For me, personally, one of the biggest hurdles to learning how to parent gently was shifting my focus away from what I thought was appropriate for my child, and focused instead on watching how my children showed me exactly where they were — like when we tried to potty train my eldest well before he was ready, which ended up causing severe frustration and anger in us as parents, and led to several years of toileting trauma for my poor kid. He wasn’t ready, but I didn’t want to see it. That’s where that empathy pillar comes in handy.
How respect factors into gentle parenting
A piece of the gentle parenting struggle that I found really hard to click into, however, was the respect pillar.
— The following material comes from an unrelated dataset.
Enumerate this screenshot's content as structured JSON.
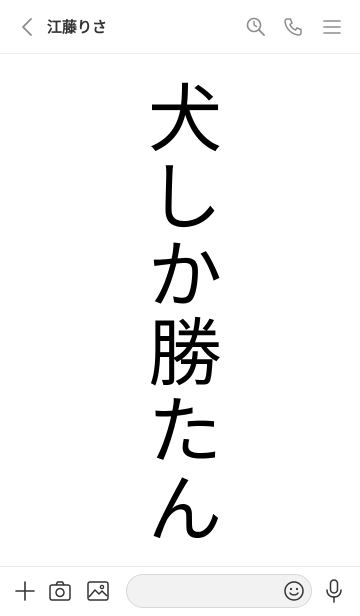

Growing up in a family where we were taught to respect our elders — and not the other way around — I frankly found it challenging to respect my children’s wants and needs, as I felt that it would drag me into permissive parenting.
However, one way we can tap into that respect for our children is by taking the time for ourselves throughout the day to be more mindful.
“Once you feel more comfortable with being mindful in general, it’s much easier to recognize what’s happening at that moment with your child. And if you notice then (or even later) that you’re not parenting in the way you want to, own it,” Geering suggests.
“Own it, name it and repair the relationship,” Geering says. This could look like, Geering suggests, saying, “I kind of lost it, there, and yelled. That’s not very kind of me. I’m sorry, and I’ll try to do better next time.”
The key, according to Geering, is to then allow yourself to show forgiveness for yourself. “Carrying around guilt isn’t going to help you or your child — modeling how to handle it when you flip out will.”
Gentle parenting is a journey
Once you’re respecting and empathizing with your kids, it becomes much easier to be understanding and set those healthy boundaries for our kids. But, like with everything in life, we can’t look at our gentle parenting journey as an all-or-nothing game. Something both parents and children can learn from each other for our mental health.
Geering says that even with young children, simply naming emotions of characters in picture books can help set the stage for your children to grow into young adults who are able to speak openly about their emotions and boundaries. A lesson that many adults (myself included!) could do well to remember.
“Being gentle with yourself is a very important part of this process,” Geering reminds us. “If you’re trying to be gentle with your child, but you’re lambasting yourself in front of them all the time, they’re getting a pretty mixed message.”
You can’t expect to flip a gentle-parenting switch in an instant, either. “[Remember] that change doesn’t happen overnight. After years of practicing this with my own kids, even when my internal criticism was pretty negative, I noticed that my internal voice gradually started to shift,” Geering explains, noting that practicing gentle parenting on our kids often leads us to gently parent ourselves, too.
How to start gentle parenting
Once you understand the principles of gentle parenting, getting started can be as easy as changing the way you respond to your kids if they are arguing with each other.- Instead of yelling, “Break it up!” when your kids scuffle, you can step into the middle of their argument and say something like, “I don’t feel like going to the hospital or dentist today, so let’s figure out a simpler way to solve this problem.” This subtle shift can help put the ball in your kids’ court. Gentle parenting doesn’t mean you can’t be cheeky, after all.